To this end, we use genome-scale as well targeted sgRNA libraries such as “druggable genome”, “epigenetic regulators” and “nuclear” sgRNA libraries to perform CRISPR KO screening in pancreatic cancer. We perform in vitro as well as in vivo CRISPR screening using patient derived xenograft (PDX) mouse model to study and find novel therapeutics of pancreatic cancer.

Project #3: Develop novel CRISPR-based tools for epigenome editing and chromatin engineering in living cells.

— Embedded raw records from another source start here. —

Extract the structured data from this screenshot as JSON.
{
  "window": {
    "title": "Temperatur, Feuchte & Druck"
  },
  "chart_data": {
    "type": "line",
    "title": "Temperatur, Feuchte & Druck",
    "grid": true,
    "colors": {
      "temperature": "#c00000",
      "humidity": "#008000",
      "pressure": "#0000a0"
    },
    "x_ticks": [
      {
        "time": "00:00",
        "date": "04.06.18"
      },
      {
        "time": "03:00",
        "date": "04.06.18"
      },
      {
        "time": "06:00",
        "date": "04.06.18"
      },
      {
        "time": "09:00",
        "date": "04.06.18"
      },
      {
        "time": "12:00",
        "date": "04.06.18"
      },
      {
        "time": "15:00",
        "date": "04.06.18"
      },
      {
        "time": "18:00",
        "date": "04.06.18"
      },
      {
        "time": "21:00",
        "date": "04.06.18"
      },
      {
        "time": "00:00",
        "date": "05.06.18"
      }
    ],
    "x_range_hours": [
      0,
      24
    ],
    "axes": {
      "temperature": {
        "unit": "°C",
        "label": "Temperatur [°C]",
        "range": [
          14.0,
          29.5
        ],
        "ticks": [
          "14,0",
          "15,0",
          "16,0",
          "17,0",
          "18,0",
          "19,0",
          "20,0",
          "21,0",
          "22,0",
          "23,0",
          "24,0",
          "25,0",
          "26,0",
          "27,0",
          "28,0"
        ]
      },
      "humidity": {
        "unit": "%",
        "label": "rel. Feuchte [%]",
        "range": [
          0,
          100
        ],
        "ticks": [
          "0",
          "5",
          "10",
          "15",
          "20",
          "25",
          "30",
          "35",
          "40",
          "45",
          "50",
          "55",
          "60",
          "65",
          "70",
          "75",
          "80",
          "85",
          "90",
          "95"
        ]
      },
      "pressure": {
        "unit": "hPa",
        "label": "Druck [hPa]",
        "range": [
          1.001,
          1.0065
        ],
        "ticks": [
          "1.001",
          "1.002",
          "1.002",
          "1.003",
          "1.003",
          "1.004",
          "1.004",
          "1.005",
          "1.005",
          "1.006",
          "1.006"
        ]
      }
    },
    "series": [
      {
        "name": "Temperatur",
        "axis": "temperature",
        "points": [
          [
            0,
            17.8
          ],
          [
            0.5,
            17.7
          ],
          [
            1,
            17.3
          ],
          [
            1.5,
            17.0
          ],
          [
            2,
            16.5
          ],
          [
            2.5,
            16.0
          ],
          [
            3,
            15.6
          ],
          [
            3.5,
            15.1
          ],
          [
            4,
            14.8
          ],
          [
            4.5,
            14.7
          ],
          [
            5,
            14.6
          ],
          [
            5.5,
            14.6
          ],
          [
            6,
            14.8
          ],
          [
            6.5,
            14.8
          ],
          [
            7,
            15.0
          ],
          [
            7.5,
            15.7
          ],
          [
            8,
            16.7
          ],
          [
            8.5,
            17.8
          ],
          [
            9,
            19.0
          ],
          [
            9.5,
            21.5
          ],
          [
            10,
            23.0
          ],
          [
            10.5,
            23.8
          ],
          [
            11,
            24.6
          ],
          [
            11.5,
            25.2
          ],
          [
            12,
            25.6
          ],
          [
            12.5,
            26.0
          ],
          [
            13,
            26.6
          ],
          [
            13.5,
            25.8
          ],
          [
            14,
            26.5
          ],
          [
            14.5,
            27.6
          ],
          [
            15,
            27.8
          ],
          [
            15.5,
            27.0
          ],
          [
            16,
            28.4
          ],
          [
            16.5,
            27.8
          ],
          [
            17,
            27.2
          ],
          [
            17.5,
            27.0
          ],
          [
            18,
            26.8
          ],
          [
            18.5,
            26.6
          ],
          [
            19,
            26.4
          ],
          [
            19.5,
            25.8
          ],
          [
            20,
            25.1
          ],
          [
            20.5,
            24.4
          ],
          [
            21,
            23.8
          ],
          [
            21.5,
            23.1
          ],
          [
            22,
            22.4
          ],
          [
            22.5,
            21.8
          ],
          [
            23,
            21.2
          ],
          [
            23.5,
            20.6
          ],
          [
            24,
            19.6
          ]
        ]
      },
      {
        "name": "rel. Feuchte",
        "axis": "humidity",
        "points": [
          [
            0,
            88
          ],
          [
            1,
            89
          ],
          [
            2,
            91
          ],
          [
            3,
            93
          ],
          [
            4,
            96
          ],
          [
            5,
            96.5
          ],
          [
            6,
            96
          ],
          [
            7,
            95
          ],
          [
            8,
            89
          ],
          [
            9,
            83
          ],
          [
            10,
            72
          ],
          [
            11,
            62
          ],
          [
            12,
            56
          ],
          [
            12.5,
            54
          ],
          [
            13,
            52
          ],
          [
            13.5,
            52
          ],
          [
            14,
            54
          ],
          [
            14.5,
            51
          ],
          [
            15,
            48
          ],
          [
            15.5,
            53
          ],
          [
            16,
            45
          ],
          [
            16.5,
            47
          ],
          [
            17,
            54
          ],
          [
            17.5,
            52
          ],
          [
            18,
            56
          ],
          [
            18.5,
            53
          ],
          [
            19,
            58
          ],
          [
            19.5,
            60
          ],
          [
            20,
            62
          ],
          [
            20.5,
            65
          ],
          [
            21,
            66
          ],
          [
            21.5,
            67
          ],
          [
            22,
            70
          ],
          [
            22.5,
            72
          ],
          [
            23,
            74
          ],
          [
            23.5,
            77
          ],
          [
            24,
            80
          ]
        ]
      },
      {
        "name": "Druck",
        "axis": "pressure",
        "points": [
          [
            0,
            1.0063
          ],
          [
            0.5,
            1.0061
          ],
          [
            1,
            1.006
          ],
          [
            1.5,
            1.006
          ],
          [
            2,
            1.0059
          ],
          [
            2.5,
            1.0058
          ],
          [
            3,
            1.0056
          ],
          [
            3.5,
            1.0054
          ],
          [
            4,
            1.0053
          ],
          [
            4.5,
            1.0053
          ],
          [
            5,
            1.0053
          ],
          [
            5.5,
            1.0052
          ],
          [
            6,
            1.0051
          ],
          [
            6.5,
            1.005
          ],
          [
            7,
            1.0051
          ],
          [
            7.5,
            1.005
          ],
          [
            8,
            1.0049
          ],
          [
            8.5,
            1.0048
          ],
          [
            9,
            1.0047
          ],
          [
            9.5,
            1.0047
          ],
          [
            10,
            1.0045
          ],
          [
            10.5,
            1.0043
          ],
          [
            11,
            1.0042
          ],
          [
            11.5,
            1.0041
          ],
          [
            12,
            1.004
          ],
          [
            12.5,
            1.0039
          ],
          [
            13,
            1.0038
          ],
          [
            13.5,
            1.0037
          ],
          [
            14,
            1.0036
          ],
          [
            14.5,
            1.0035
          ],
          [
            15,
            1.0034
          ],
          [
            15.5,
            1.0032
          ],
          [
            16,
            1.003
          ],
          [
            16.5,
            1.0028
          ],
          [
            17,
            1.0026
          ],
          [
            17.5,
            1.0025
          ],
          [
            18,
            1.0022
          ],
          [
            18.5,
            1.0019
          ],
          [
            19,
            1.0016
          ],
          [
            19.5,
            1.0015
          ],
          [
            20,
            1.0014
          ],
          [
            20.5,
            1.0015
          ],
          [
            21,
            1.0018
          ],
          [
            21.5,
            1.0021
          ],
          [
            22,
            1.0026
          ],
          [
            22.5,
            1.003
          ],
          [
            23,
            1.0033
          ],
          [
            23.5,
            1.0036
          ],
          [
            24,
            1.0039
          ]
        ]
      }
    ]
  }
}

CRISPR is becoming an indispensable tool in biological research. Once known as the bacterial immune system against invading viruses, the programmable capacity of the Cas9 enzyme is now revolutionizing diverse fields of medical research, biotechnology, and agriculture. CRISPR-Cas9 is no longer just a gene-editing tool; the application areas of catalytically impaired inactive Cas9, including gene regulation, epigenetic editing, chromatin engineering, and imaging, now exceed the gene editing functionality of WT Cas9. The major purpose of this project in to continue develop CRISPR based genome and epigenome targeting technologies with improved flexibility and enhanced sensitivity.

Project 4: Identify functional roles and target recurrent non-coding mutations in cancer.

Somatic mutations are the driving force for cancer cell evolution. Large-scale efforts, including The Cancer Genome Atlas (TCGA) and International Cancer Genome Consortium (ICGC), have mapped somatic mutations genome-wide in multiple cancer types. Beyond the protein-coding component of the genome, these whole-genome sequencing (WGS) efforts revealed that somatic mutation burden largely resides within non-coding genomic regions. The mutational processes underlying coding and non-coding cancer mutations and their biological significance in tumor evolution are poorly understood. In this project, we utilize computational tools and CRISPR based genome-editing tool to identify and interrogate the functional role and the molecular process that leads to development of disease associated somatic mutations.